それ以降はバイト中も常に不安や罪悪感がありました。 

 

 

そして先月末、そんな私に決断を迫るような出来事がありました。 

 

人事課長に突然呼び出されて、10月からの異動を言い渡されたのです。欠員が出たとのことでしたが異動先は役所の花形部署、なぜ3年目の私が選ばれたのか疑問でした。しかし、花形だけに役所内でも一、二を争うハードな部署で、バイトしている余裕はなくなります。 

 

代わりに残業手当がもらえるからいいじゃないかと思うかもしれませんが、役所の勤務時間は自己申告制で、残業が多い部署ほどサービス残業が多くなるだけ。残業手当はせいぜい数万円と聞いています。 

 

バイト先のスナックのママに相談したら、「いっそのこと、役所を辞めてうちに来れば?」と誘われました。スナックでフルに働けば今よりも稼げるし、楽しいかもしれませんが、自分の将来や親のことを考えると、それはできないと思いました。親は私の異動話を聞いて、「すごいじゃないか!」と手放しで喜んでくれていました。 

 

結局、バイトは辞めることにしました。
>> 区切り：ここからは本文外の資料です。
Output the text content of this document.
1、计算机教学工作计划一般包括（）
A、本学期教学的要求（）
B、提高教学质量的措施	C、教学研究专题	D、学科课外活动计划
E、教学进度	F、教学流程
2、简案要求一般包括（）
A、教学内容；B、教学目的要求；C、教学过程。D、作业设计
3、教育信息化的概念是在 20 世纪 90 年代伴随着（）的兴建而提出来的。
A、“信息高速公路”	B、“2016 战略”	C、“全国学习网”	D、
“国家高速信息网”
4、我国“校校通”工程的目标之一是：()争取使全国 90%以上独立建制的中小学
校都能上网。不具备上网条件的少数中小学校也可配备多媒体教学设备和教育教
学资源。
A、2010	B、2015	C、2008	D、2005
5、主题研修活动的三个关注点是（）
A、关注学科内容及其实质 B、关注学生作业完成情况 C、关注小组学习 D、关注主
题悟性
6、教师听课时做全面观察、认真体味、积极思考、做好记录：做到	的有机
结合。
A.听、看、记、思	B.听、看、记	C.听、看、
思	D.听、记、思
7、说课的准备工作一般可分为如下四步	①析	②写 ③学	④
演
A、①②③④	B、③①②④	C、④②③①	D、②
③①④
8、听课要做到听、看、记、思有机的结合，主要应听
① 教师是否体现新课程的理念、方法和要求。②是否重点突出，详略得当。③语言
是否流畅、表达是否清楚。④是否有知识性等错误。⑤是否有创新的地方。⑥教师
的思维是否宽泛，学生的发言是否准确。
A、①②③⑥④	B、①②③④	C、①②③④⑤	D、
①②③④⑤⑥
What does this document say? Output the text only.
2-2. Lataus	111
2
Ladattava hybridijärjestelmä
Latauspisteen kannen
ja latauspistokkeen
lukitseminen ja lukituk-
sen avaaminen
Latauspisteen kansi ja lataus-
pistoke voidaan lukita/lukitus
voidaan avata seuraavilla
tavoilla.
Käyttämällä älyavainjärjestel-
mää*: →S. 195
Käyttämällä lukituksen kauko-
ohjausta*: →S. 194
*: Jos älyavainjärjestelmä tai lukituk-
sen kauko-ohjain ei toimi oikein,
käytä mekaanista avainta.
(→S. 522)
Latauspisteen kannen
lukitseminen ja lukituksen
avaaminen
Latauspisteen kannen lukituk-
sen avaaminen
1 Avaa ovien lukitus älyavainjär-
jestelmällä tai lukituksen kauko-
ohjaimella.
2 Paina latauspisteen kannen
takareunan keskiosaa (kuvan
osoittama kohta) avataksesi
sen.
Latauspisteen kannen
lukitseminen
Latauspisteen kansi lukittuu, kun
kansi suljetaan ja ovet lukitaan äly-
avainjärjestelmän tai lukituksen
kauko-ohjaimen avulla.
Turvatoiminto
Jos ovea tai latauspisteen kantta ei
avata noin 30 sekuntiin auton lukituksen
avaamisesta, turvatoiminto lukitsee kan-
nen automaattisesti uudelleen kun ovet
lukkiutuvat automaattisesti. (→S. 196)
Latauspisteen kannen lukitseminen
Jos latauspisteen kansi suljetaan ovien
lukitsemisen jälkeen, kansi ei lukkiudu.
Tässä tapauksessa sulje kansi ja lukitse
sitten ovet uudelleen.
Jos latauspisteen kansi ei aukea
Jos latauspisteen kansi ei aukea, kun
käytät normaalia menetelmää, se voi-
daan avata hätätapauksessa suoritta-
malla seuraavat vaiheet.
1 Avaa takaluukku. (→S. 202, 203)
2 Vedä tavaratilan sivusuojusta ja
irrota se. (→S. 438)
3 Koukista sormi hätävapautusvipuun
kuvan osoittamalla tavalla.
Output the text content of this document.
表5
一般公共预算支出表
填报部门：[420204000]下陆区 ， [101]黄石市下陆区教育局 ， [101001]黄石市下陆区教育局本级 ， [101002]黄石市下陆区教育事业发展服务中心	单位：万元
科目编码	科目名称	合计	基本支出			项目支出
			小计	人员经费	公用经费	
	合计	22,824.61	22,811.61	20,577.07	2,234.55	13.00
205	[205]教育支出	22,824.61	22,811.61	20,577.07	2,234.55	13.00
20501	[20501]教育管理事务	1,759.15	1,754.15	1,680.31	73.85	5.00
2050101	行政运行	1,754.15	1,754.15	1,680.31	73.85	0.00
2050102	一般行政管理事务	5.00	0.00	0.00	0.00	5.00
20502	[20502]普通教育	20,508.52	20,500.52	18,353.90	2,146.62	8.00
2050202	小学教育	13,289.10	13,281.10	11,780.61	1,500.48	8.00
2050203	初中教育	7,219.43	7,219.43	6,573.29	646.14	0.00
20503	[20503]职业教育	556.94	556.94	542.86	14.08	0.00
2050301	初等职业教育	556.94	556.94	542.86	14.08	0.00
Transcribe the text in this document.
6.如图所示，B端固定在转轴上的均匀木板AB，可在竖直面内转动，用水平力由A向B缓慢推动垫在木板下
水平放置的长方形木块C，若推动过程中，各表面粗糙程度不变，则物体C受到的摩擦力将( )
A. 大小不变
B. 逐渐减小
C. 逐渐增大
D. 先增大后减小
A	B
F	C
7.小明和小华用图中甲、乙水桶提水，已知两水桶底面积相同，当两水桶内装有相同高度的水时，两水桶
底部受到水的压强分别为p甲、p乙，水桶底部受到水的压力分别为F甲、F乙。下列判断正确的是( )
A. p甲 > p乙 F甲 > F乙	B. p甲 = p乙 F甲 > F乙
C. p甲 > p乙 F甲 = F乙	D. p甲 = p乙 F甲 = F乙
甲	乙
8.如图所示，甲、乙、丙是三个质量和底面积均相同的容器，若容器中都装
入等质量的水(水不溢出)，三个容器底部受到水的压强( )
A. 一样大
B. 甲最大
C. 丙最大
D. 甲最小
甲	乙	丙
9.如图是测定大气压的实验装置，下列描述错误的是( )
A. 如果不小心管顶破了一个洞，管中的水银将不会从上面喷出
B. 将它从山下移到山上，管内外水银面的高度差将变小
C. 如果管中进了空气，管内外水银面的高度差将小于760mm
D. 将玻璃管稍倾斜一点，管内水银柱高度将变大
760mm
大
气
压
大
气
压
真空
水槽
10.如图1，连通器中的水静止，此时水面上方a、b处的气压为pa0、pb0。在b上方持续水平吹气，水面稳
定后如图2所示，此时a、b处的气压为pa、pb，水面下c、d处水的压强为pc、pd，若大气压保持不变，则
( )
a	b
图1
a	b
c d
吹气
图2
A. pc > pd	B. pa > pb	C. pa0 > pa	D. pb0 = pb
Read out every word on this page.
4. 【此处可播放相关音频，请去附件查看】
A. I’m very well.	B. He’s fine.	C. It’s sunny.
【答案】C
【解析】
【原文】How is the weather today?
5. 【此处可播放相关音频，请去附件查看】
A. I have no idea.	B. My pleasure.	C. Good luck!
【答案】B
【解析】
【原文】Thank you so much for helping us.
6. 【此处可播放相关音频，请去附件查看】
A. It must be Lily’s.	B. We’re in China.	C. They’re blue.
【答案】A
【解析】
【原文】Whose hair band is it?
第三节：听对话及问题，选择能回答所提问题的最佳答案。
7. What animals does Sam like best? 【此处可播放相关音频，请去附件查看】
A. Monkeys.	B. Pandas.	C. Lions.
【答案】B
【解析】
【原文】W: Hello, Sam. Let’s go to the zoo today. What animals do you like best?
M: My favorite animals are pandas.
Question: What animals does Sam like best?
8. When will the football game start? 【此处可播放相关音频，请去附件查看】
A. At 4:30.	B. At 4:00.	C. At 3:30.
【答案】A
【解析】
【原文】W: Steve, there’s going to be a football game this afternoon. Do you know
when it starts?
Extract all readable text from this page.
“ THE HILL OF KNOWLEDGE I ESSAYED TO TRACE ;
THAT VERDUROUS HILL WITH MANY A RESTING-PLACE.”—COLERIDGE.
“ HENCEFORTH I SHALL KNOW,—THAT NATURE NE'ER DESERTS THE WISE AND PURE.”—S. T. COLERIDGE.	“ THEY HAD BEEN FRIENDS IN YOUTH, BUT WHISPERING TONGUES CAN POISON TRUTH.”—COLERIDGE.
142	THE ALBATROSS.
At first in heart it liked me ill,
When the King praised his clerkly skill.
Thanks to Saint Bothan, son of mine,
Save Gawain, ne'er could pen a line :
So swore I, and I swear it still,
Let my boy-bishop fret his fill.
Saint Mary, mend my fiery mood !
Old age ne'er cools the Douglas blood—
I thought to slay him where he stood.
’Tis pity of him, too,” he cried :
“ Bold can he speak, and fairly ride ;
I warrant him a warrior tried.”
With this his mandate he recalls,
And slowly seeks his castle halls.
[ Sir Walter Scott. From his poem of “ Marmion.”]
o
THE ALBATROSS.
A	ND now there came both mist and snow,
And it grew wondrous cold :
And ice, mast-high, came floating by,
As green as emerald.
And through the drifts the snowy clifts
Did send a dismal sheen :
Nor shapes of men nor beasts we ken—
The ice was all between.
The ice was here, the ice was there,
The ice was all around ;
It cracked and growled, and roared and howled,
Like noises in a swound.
ママが「戻ってきたくなったら、いつでも戻ってきていいよ」と言ってくれたのが救いです。 

 

それにしても、今さらながら、公務員を選んだことが自分の人生にとって良かったのかどうか考えてしまいます。民間企業に就職した友人や弟を見ていると、給料や待遇などいろいろな面で、民間企業の方が断然有利に思えます。 

 

月末には今の部署の人たちが送別会をしてくれることになりましたが、正直、異動には不安しかありません。700万円もの奨学金をバイト収入なしで返していけるのか……。このまま公務員を続けていっていいのか悩んでいます。 

 

※プライバシー保護のため、事例内容に一部変更を加えています。